En attendant, c"est la vie de tous les jours... au jour le jour. Avec la ponctuation des grands drames (Libye, Japon...) que je suis de près sans me laisser happer par les images de mort qui font les délices des télévisions. Et j'en reviens à ce qui fait mon bonheur au quotidien : l'amitié. Hier, une longue conversation au téléphone avec une amie fidèle... ce midi, déjeuner avec mon camarade comédien... et puis, à l'heure où je pianote sur un clavier de fortune, à mes côtés l'Ami qui lit son journal tandis que mijote le délicieux dîner (au menu, huitres et raie car il ne s'agit pas de se laisser abattre sous la soupente du studio pittoresque du 7ème arrondissement). Dehors, la pluie régulière sur les toits, beaucoup de grisaille mais le froid s'en est allé : le printemps approche.

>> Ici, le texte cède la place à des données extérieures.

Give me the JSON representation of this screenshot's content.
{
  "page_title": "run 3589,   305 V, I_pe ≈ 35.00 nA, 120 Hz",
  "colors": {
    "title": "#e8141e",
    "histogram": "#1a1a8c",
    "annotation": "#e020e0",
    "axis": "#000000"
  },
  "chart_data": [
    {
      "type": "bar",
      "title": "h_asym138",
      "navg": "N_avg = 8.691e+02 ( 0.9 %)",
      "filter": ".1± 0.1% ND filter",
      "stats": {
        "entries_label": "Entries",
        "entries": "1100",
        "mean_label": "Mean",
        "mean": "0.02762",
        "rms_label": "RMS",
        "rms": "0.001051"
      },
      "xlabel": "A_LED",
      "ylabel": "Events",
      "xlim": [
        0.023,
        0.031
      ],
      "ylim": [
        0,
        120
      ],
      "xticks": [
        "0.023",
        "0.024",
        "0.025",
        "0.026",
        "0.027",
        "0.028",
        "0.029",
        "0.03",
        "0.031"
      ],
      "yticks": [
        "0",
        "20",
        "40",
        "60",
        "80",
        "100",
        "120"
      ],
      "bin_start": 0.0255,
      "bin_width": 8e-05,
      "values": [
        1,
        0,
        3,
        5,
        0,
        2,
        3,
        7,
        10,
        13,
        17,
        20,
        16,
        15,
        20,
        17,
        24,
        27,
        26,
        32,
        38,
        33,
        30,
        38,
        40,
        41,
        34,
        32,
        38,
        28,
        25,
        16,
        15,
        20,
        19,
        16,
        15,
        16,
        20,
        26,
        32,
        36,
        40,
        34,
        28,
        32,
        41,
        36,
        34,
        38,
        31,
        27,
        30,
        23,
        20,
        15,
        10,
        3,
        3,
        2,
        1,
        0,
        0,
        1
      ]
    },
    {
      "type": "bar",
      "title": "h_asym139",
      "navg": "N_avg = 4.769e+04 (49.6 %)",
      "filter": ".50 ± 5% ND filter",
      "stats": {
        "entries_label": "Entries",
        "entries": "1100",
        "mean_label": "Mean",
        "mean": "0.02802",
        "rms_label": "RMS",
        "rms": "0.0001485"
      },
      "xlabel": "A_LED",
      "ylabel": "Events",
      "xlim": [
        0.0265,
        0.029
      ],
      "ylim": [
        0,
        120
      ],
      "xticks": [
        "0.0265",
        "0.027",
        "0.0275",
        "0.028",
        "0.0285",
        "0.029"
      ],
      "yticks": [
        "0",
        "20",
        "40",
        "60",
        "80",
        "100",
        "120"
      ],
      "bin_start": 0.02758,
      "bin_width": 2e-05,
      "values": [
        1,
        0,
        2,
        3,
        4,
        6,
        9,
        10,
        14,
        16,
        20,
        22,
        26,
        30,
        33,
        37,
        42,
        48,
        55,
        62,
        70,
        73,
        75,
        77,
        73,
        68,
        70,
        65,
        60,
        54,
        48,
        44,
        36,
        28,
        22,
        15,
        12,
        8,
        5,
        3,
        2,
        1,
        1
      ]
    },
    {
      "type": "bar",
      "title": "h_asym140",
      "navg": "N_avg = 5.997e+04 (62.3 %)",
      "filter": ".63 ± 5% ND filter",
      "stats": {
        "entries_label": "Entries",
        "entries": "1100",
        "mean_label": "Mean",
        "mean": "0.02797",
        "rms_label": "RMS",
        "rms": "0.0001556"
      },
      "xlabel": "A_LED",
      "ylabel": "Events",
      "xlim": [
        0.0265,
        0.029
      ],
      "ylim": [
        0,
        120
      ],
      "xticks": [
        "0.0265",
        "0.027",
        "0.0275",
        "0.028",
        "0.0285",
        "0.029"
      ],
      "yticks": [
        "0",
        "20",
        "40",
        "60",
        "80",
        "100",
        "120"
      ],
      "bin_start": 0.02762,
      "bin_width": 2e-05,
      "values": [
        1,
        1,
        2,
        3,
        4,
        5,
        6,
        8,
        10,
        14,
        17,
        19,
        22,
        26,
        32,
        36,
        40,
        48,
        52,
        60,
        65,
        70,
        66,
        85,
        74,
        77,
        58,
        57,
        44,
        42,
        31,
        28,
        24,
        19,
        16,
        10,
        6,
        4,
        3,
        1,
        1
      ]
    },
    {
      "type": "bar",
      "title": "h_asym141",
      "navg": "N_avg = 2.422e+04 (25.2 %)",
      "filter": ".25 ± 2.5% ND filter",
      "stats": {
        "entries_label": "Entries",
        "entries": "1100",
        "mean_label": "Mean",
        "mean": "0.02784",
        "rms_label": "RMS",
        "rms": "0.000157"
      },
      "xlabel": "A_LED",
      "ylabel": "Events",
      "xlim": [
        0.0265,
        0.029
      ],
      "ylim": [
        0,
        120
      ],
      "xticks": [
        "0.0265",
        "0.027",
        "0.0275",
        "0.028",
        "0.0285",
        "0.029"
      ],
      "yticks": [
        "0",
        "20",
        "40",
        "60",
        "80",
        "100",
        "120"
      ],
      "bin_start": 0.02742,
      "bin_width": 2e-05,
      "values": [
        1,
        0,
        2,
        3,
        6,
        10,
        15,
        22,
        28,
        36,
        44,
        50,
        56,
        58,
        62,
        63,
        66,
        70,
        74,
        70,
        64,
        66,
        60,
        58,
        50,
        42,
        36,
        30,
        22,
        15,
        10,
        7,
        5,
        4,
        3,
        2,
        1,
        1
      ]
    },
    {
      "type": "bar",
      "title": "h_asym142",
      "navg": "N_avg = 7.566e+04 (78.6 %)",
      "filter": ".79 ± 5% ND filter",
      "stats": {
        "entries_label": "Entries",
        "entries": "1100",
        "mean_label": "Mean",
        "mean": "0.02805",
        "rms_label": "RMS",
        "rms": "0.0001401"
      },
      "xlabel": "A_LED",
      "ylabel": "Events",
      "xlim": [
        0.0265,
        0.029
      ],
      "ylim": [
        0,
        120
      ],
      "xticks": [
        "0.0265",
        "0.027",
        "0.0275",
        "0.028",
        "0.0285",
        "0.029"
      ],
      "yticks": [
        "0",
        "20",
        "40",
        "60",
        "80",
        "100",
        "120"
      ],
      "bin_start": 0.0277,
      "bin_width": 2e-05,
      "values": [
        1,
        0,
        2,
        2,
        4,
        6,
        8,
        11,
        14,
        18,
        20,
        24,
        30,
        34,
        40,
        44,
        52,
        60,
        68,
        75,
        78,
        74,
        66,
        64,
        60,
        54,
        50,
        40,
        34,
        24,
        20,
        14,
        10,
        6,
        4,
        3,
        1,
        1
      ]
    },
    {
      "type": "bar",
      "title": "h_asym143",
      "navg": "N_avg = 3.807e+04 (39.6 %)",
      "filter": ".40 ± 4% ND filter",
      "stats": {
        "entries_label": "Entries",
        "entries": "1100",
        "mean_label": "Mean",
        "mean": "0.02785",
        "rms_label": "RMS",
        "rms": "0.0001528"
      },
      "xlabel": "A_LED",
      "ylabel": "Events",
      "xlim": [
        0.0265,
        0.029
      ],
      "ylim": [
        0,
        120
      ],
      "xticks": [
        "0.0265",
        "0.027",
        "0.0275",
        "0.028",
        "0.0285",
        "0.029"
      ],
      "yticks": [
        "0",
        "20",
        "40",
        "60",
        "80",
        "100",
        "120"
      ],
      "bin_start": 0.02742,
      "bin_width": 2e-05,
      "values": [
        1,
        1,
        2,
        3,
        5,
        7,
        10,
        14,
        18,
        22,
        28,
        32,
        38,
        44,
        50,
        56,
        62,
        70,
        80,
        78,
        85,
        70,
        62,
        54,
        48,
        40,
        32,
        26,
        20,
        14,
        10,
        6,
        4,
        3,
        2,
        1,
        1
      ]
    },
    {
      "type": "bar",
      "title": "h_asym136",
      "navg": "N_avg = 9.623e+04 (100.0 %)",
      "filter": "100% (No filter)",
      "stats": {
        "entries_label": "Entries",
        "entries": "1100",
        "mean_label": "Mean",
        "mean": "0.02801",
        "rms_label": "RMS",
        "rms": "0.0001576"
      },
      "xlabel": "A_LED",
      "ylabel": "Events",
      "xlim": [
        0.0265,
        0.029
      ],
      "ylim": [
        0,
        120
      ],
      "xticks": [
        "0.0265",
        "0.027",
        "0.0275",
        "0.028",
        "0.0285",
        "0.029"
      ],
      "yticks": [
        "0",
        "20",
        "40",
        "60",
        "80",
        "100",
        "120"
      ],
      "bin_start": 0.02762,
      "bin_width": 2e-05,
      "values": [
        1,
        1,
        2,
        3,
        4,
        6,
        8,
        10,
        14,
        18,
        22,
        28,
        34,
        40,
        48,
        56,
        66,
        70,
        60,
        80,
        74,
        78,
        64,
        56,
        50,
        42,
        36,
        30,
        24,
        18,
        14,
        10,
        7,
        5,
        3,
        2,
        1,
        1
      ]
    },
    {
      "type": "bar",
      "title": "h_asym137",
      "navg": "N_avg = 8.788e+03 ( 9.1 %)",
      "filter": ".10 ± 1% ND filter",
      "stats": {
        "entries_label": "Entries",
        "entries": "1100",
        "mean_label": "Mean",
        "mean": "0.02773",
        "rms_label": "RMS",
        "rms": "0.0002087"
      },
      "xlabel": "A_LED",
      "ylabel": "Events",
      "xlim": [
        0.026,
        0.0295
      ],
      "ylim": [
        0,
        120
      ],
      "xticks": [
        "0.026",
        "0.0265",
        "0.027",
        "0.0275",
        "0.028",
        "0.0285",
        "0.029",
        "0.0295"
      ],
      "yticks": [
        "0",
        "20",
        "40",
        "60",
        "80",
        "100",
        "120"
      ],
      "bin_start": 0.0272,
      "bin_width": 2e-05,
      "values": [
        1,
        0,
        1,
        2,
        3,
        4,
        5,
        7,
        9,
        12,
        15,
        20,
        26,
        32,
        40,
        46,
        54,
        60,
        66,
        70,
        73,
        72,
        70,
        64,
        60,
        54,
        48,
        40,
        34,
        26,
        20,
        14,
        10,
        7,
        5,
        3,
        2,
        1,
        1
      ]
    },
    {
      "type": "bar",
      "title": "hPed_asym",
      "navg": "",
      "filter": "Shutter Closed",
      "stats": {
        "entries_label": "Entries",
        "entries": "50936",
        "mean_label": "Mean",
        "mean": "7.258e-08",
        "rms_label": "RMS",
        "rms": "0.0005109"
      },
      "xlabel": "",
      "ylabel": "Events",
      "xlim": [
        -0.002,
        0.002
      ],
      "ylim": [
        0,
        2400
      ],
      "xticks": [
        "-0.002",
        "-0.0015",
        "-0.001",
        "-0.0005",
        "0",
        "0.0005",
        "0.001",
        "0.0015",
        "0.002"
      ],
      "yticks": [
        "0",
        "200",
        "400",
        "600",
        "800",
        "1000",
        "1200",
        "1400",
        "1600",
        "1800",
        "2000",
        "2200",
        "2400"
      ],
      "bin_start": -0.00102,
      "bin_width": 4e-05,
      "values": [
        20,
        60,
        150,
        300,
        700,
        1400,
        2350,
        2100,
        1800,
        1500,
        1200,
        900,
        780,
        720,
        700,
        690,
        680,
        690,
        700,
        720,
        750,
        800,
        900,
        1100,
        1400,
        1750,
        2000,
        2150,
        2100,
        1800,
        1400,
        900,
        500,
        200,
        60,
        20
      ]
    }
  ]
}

Dans Le Monde d'hier, un long article sur la modernité du cher Bergson, le philosophe enterré à Garches et à propos duquel j'avais un jour écrit cette note en bas de page :

" La première fois où je me suis recueilli sur la tombe de Bergson, dans le petit cimetière pentu de Garches, je me suis dit : c'est en sa compagnie, sous son égide, à quelques pas respectueux du grand homme, sous terre et l'Éternité durant, c'est là où j'aimerais méditer ce mystère de la durée irréversible qui me tourmente tant et depuis si longtemps. Quel culot ! Mais d'abord l'enthousiasme : le jour même où Internet m'apprenait que le philosophe était inhumé à une centaine de mètres de notre squat – incroyable coïncidence ! – je me souviens y avoir aussitôt couru, ému, abasourdi, excité par une allégresse incrédule. C'était un samedi d'août, en tout début d'après-midi. Torpeur et isolement. Après un moment de silence, frappé par la simplicité de la tombe qui accueille aussi l'épouse et l'unique enfant, j'ai eu ce geste instinctif, moi qui n'entre jamais dans les cimetières et ne me sers jamais de mon portable pour immortaliser l'éphémère : j'ai posé ma musette devant le bloc de granit puis photographié maladroitement l'ensemble. Avais-je donc tant envie de me trouver une autre famille, soudée par les seuls liens de l'esprit ? Avais-je enfin déniché ce havre ? Je ne sais, mais en ce week-end de déprime, je me suis senti soudain épaulé, si joyeux et tellement léger ! "

Pour en revenir au dossier du Monde, j'ai été interpellé par cette remarque du philosophe qui, longtemps caricaturé comme un théoricien réactionnaire et obsolète, connaît aujourd'hui un vrai retour en grâce. Dans un discours prononcé à la Sorbonne (le 30 juillet 1895), il invitait les étudiants à poser de vrais actes de liberté, au lieu de se laisser fasciner et endormir par les idées toutes faites et les formules creuses à l'emporte pièce. Notre société médiatique n'en est-elle pas friande alors que manquent les vrais actes de courage voire de défiance ? Mais le prêt-à-penser est si pratique, si soporifique !

" Peut-être avez-vous remarqué, devant nos monuments et dans nos musées, des étrangers qui tiennent à la main un livre ouvert, un livre où ils trouvent décrites, sans doute, les merveilles qui les environnent. Absorbés dans cette lecture, ne semblent-ils pas oublier pour elles, parfois, les belles choses qu'ils étaient venus voir ? C'est ainsi que beaucoup d'entre nous voyagent à travers l'existence, les yeux fixés sur des formules qu'ils lisent, dans une espèce de guide intérieur, négligeant de regarder la vie pour se régler simplement sur ce qu'on en dit, et pensant d'ordinaire à des mots plutôt qu'à des choses. Mais peut-être y a-t-il plus et mieux ici qu'une distraction accidentelle de l'esprit. Peut-être une loi naturelle et nécessaire veut-elle que notre esprit commence par accepter les idées toutes faites et vivre dans une espèce de tutelle, en attendant l'acte de volonté, toujours ajourné chez quelques-uns, par lequel il se ressaisira lui-même."